I have a soft spot for records this strange and unlikeable. For contrast, take Kill ‘Em All. That is a likeable record. Its rock ‘n’ roll roots are clear, its sentiments are warm-blooded (“into battle we go!”), and you don’t have to buy in because it sells “we” so hard. Justice, however, has long songs, antiseptic sound, and no “we” in sight. I like how alienating that is for fans of music of alienation. It’s out there, even for them. It reminds me of the visceral response many metalheads have to Meshuggah (who, incidentally, are deeply rooted in Metallica’s music).
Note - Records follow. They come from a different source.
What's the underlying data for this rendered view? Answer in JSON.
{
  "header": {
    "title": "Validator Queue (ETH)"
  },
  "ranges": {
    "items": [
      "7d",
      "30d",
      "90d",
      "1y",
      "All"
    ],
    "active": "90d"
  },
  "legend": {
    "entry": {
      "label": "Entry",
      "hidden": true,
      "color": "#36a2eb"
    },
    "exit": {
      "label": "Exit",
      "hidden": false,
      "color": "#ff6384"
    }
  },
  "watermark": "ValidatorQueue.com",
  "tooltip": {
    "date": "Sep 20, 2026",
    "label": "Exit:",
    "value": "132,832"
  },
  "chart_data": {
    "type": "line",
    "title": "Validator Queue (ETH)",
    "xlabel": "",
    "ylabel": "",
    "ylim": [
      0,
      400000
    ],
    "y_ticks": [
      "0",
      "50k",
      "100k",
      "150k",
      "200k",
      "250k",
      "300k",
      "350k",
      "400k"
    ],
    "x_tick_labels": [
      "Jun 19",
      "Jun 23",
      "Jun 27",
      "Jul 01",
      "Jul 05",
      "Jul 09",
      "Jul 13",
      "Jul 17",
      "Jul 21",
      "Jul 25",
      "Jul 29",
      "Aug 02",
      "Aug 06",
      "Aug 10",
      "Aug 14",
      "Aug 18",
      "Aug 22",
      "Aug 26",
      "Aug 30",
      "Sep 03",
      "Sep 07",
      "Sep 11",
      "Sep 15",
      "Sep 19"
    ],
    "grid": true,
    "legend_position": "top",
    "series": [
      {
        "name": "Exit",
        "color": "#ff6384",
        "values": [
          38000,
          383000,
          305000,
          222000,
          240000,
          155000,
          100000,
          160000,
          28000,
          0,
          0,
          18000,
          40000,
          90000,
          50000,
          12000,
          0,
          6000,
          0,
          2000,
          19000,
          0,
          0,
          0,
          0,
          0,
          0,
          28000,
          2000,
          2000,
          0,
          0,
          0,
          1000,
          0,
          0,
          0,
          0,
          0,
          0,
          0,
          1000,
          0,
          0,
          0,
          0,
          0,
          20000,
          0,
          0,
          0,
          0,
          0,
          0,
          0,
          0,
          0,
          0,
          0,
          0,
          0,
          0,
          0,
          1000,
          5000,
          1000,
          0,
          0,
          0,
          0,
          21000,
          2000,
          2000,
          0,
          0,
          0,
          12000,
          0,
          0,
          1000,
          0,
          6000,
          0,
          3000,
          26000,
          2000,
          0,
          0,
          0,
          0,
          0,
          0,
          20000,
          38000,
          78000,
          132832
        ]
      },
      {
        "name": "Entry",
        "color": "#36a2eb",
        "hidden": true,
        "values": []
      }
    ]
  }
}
You think you’re not of this world, but then you encounter a beast so strange and grotesque, you can’t help but hurl…insults.

“Eye of the Beholder” isn’t grotesque, but it’s strange. There’s the four-on-the-floor intro, which young me loved. It may have been the first four-on-the-floor beats I ever heard. (Technotronic came out around the same time.) There’s the shift in feel from four to three for the chorus; ostensibly a three-beat feel should put hips into a song. But Lars Ulrich clicks away as if nothing happened, and what should be a fist-pumping climax is instead just one of many left turns. Finally, Kirk Hammett’s tone is perhaps the most uptight ever committed to tape. Whatever de-noising and de-rock-n-rolling occurred to the record also occurred to his solos. They wiggle fingers fast enough, and Hammett has a newfound liking for the whammy bar. But even the latter sounds uptight. At 4:56, he revs up a few whammy bar dumps to get into his solo, but they’re chaste: zip, zip, zip; contrast with the portals of hell that Slayer’s whammy bars open.

“Eye” has roots, though. The four-on-the-floor beats hark back to “Jump in the Fire”, and the theme of seeing through falsity goes back to “Escape”. The guitar harmonies at 4:24 are pure Iron Maiden, albeit run through Justice‘s odd meter machine.

What interests me most about “Eye” is the line, “Do you feel what I feel?” It’s a hostile question, but it’s part of a larger narrative of lack of feeling. Kill ‘Em All‘s feeling is communal (“Our brains are on fire with the feeling to kill”), even careless (“We don’t need to feel the sorrow”). Ride the Lightning‘s feelings are straightforward (“I can feel the flames”, “Cannot stand this hell I feel”). Master of Puppets mentions feeling only once: “You’ll feel our hell on your back.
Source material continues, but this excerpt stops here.